By Shawna Newman, October 9, 2018
When it comes to preparing for a job interview, there’s a lot more to consider than
the right outfit (although we recommend wearing something comfortable that makes you
feel confident). Our Career Services professionals want to give you an interview advantage with this list of 10 questions you’re likely
to be asked in your next interview.
Use this opportunity to highlight things that may not be on your resume. Have you been involved in an organization that has provided you with related experience? Is there a personal passion you feel especially committed to? This question gives you the chance to show your personality AND your skills, so don’t be afraid to show them who you really are!
When answering this question, think about what it is that you can bring to the job role, and what it is that you can do for your new employer. Although it’s important to acknowledge what you are looking to get out of a new job, focusing too much on what you want can be a deterrent for many interviewers.
The most important strategy for this question is to be honest (remember, they will do a reference check!), but also relate your current position to the position you are applying for. Use this opportunity to make a case for how your experience fits the job description of the position you are interviewing for.
The rule of thumb with this question is to not speak poorly of your current employer. Even if you're looking for a new role because you had a fallout with a co-worker, make sure this is not reflected in your answer. You should approach your answer by addressing all the opportunities this new position would give you to exercise your talents and grow your experience.
This is a great time to speak objectively about your strengths, but be careful not to come across as egotistical. Remember, your employer knows that everyone has areas to improve, so claiming that you’re a 10/10 is not the right strategy. Be honest, and back your answers up with examples!
A lot of people think this is a trick question, but it’s one you will be asked in almost every interview at every stage of your career. Approach it from a standpoint of where you would like to improve. For example, is there a software you are learning, or a foreign language you would like to become proficient in? This important thing is to demonstrate that you are willing to learn and develop new skills.

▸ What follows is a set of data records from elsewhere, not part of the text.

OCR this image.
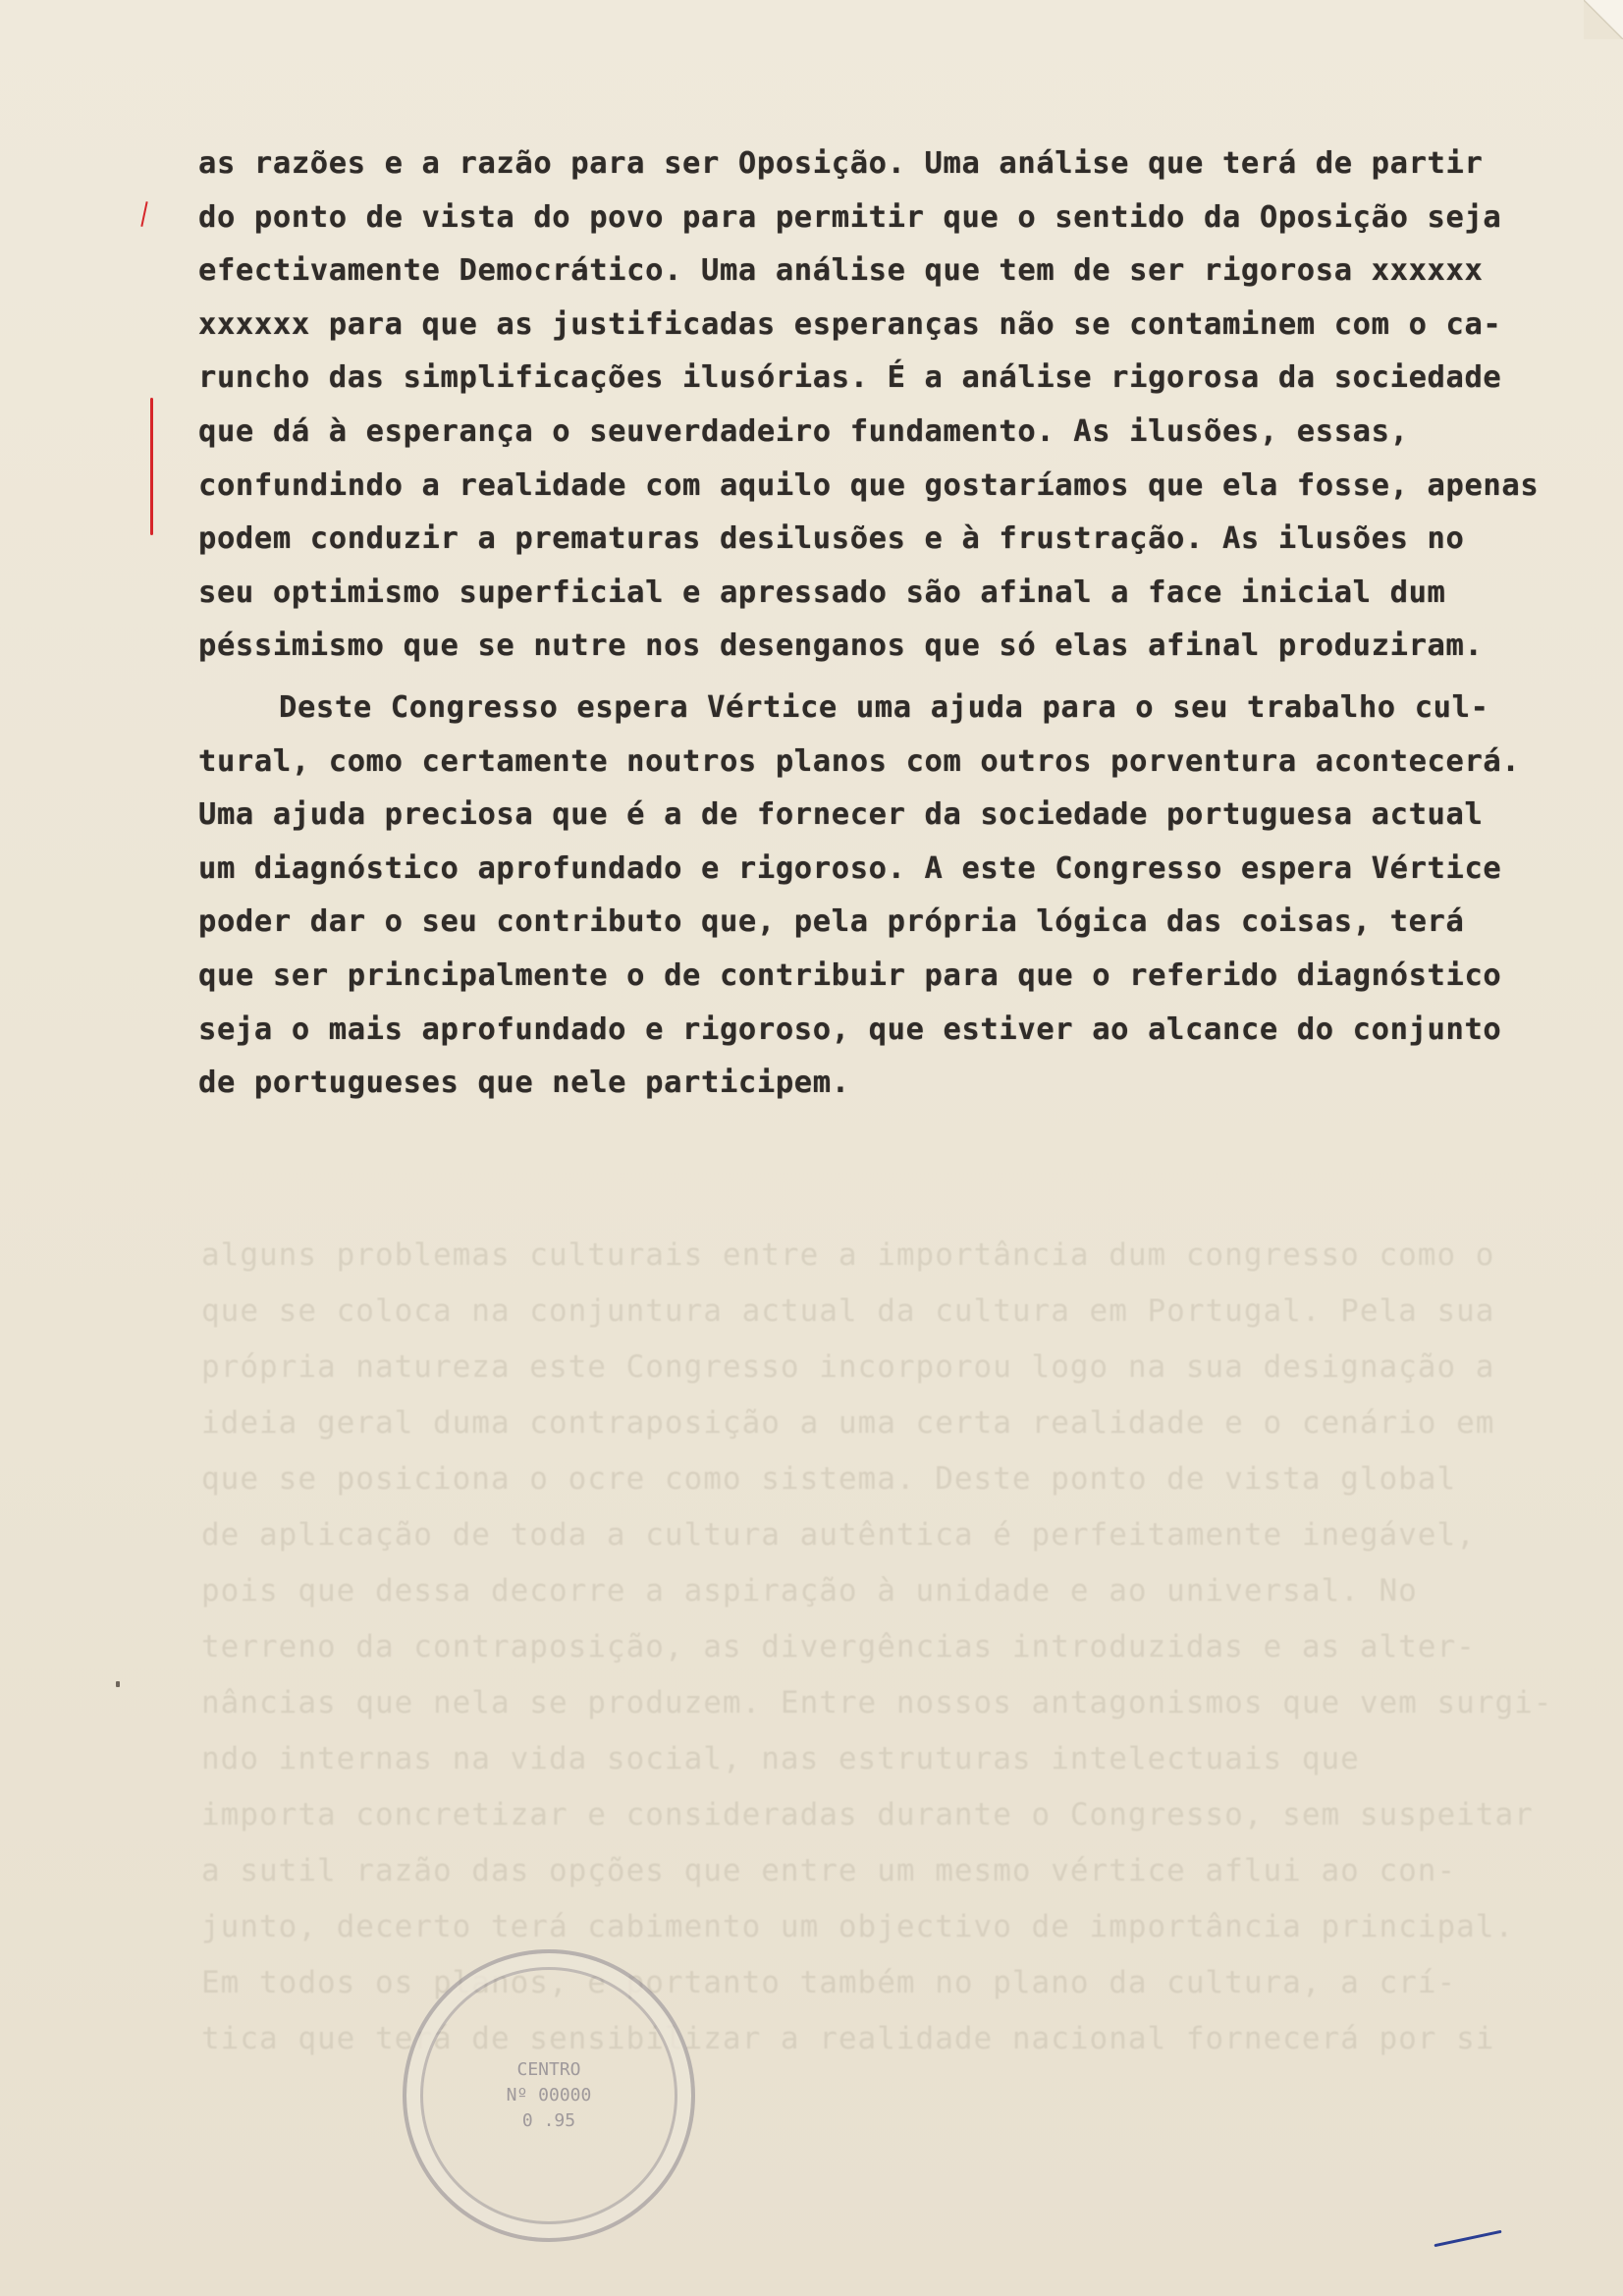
alguns problemas culturais entre a importância dum congresso como o
que se coloca na conjuntura actual da cultura em Portugal. Pela sua
própria natureza este Congresso incorporou logo na sua designação a
ideia geral duma contraposição a uma certa realidade e o cenário em
que se posiciona o ocre como sistema. Deste ponto de vista global
de aplicação de toda a cultura autêntica é perfeitamente inegável,
pois que dessa decorre a aspiração à unidade e ao universal. No
terreno da contraposição, as divergências introduzidas e as alter-
nâncias que nela se produzem. Entre nossos antagonismos que vem surgi-
ndo internas na vida social, nas estruturas intelectuais que
importa concretizar e consideradas durante o Congresso, sem suspeitar
a sutil razão das opções que entre um mesmo vértice aflui ao con-
junto, decerto terá cabimento um objectivo de importância principal.
Em todos os planos, e portanto também no plano da cultura, a crí-
tica que terá de sensibilizar a realidade nacional fornecerá por si
as razões e a razão para ser Oposição. Uma análise que terá de partir
do ponto de vista do povo para permitir que o sentido da Oposição seja
efectivamente Democrático. Uma análise que tem de ser rigorosa xxxxxx
xxxxxx para que as justificadas esperanças não se contaminem com o ca-
runcho das simplificações ilusórias. É a análise rigorosa da sociedade
que dá à esperança o seuverdadeiro fundamento. As ilusões, essas,
confundindo a realidade com aquilo que gostaríamos que ela fosse, apenas
podem conduzir a prematuras desilusões e à frustração. As ilusões no
seu optimismo superficial e apressado são afinal a face inicial dum
péssimismo que se nutre nos desenganos que só elas afinal produziram.
Deste Congresso espera Vértice uma ajuda para o seu trabalho cul-
tural, como certamente noutros planos com outros porventura acontecerá.
Uma ajuda preciosa que é a de fornecer da sociedade portuguesa actual
um diagnóstico aprofundado e rigoroso. A este Congresso espera Vértice
poder dar o seu contributo que, pela própria lógica das coisas, terá
que ser principalmente o de contribuir para que o referido diagnóstico
seja o mais aprofundado e rigoroso, que estiver ao alcance do conjunto
de portugueses que nele participem.
CENTRO
Nº 00000
0 .95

This is a great time to showcase all the research you have done on your potential employer. Think about ways to tie their company vision or values to your own, or reference a recent project of theirs that spoke to you professionally. Use this opportunity to paint a picture of what you would be like as an employee and how you would fit within their organization.
This question gives you the opportunity to discuss what you want your personal career path to look like. However, make sure you also present yourself as a team player. Candidates will too often answer this question by giving an aspirational 5-year plan that shows they do not imagine themselves staying with the employer long-term, and this can be off-putting to a hiring manager. Focus on what you would like to have learned and achieved in five years. For example, “I would like to have published my own research,” or “I imagine myself developing leadership skills and working in a mentorship role over incoming employees.”
This is another great opportunity to show your research and align your experience with the job role. It is also an opportunity to discuss what you imagine achieving if you were offered the position. For example, “I believe I am the best candidate because I have all the skills required, but also because I believe I can grow this role to incorporate additional responsibilities within six months.”
Always come prepared with questions that are relevant to the job, because there is
nothing worse than a candidate who asks no questions at the end. A good approach is
to ask about current initiatives or areas of focus for the department or company.
Show that you are interested in the entire organization, not just in the position
you are applying for.
Our Career Services staff recommends jotting down your responses to each question,
and practicing your reply prior to your interview so your reaction is like second
nature. If you really want to get ahead, set up some practice interviews using Career Services’ state-of-the-art Big Interview software. This free resource
helps job seekers practice interviewing and get feedback, and is just one of the free
features UCM’s Career Services office offers current UCM students and alumni.
Now tidy up that resume, dress to impress and smash that next job interview. Good luck!